Il n’a eu de cesse dans ses textes et ses discours d’expliquer que la raison moderne s’est de plus en plus identifiée à la seule méthode de la science expérimentale. Il ne s’agit pas de nier la légitimité d’une telle approche du réel ; il s’agit de comprendre que l’absolutisation de la méthode expérimentale rejette en dehors du champ de la rationalité des pans entiers de l’expérience humaine.

Quelle valeur accordée aux réponses apportées aux légitimes questions constituant le point de départ de la métaphysique, de la morale ou de la religion ? Si ces questions portant sur le sens et la destinée de l’homme ne sont pas traitables par la méthode scientifique puisque leurs objets dépassent la matière observable et mathématisable, comment éviter qu’elles soient rejetées dans la simple sphère de la subjectivité ? Ainsi « au nom de ses expériences, le sujet décide ce qui lui semble acceptable d’un point de vue religieux, et la ‘’conscience’’ subjective devient, en définitive, l’unique instance éthique ». La conséquence immédiate d’un tel repli subjectiviste est que « l’éthique et la religion perdent ainsi leur force de construire une communauté et tombent dans l’arbitraire.
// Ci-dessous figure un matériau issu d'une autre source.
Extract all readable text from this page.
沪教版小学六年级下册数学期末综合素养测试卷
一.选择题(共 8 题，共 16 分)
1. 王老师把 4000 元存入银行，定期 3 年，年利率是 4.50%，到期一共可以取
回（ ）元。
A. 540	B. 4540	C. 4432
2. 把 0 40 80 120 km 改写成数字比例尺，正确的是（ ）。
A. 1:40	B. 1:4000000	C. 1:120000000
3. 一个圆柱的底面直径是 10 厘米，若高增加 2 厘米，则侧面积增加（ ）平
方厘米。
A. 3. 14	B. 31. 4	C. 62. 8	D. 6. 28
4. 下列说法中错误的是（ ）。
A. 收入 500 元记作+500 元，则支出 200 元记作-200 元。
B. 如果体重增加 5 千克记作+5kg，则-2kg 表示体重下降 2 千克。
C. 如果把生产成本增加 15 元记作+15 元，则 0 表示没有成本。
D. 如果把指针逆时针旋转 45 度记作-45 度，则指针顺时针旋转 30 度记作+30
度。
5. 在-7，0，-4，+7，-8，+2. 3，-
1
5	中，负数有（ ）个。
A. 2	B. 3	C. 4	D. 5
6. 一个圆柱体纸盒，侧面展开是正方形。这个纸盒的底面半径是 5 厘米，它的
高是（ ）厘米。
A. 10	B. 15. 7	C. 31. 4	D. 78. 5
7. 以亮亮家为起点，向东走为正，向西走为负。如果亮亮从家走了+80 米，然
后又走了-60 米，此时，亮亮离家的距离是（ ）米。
Cette situation est dangereuse pour l’humanité »[2]. La raison rétrécie du scientisme sécrète un éclatement du monde humain en des systèmes de valeurs incompatibles dont les rapports ne peuvent être réglés ultimement que par la force arbitraire, fût-elle celle d’une majorité ou d’un consensus social. Benoît XVI a souvent affirmé que celui-ci ne suffit pas à fonder le vrai, le bien et le juste.

Face à ce rétrécissement de la raison qui discrédite la foi chrétienne vue comme une option subjective et plus ou moins irrationnelle, le défunt pape a choisi une stratégie osée. Au lieu d’affronter de l’extérieur la modernité, il a choisi d’éveiller nos contemporains aux contradictions auxquelles s’exposent le projet moderne. Ainsi l’humanisme revendiqué de l’Europe des Lumières peut-il perdurer s’il se coupe de ses racines chrétiennes ? L’université est née dans la chrétienté médiévale. La conviction de la liberté et de l’égalité des hommes a été fondée sur leur commune relation à une même source, Dieu créateur et provident. La recherche scientifique qui postule la rationalité du réel matériel s’est déployée dans une culture où le monde a été compris comme étant issu du Logos divin et non pas du chaos. Bref, la foi a ensemencé la raison grecque et celle-ci a été l’instrument d’un développement de l’intelligence de la foi. Cette réciprocité est au fondement de la chrétienté médiévale dont l‘Europe est l’héritière. La volonté de la raison moderne, née en Europe, de se couper de sa source théologique l’a désarticulée en profondeur. La philosophie séparée de la foi a fini par être elle-même niée par les sciences expérimentales. Aujourd’hui, la raison éthique et politique se retrouve privée de fondements et le monde humain est confronté à un risque de dislocation. Il est urgent pour l’Europe de suivre la leçon de Benoît XVI et de retrouver la centralité de Dieu.